Island-sharing by archipelago species

Abstract
Diamond (1975) formulated “assembly rules” for avian species on islands in an archipelago, which made a successful colonisation depend essentially on which other species were present. Critically examining these rules, Connor and Simberloff (1979) maintained that, in the Vanuatu (New Hebrides) archipelago, the field data on species distribution was quite compatible with a null hypothesis, in which species colonise at random with no species interaction. Their work was in turn criticised (Diamond and Gilpin (1982), Gilpin and Diamond (1982)) and a vigorous controversy has ensued. Here we contribute a method in which a simple but hitherto neglected statistic is used as a probe: the number of islands shared by a pair of species, with its first and second moments. The matrix of these sharing values is given as a simple product of the incidence matrix, and its properties are examined — first, for the field data, and then in the random ensemble used by Connor and Simberloff (1979).

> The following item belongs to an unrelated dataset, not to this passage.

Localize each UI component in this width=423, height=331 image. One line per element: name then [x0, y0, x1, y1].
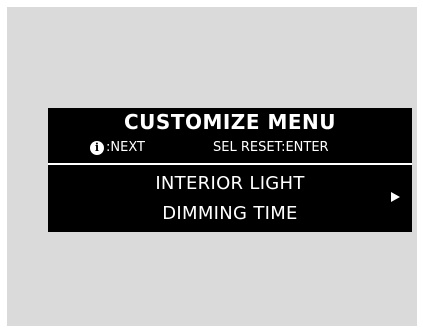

It is shown that their constraints hold constant the mean number shared, so that any fall in the number that one pair of species share, due to their excluding each other, must imply a rise in the number shared by some other species pair-i.e., an aggregation. Turning to the second moment of the numbers shared, it is shown that its value in the Vanuatu field data exceeds the largest value to be found in a sample of 1000 matrices, these latter being constructed so that they obey the Connor and Simberloff constraints but are otherwise random. This indicates that exclusion and/or aggregation effects are present in the actual distribution of species, which are not catered for by the null hypothesis. The observed distribution thus emerges as much more exceptional than found by Connor and Simberloff (1979), and even by Diamond and Gilpin (1982), when examining the same ensemble. The reason for this disagreement are sought, and some cautions are offered, supported by numerical evidence, concerning the use of the chi-square test when the data points involved are mutually dependent.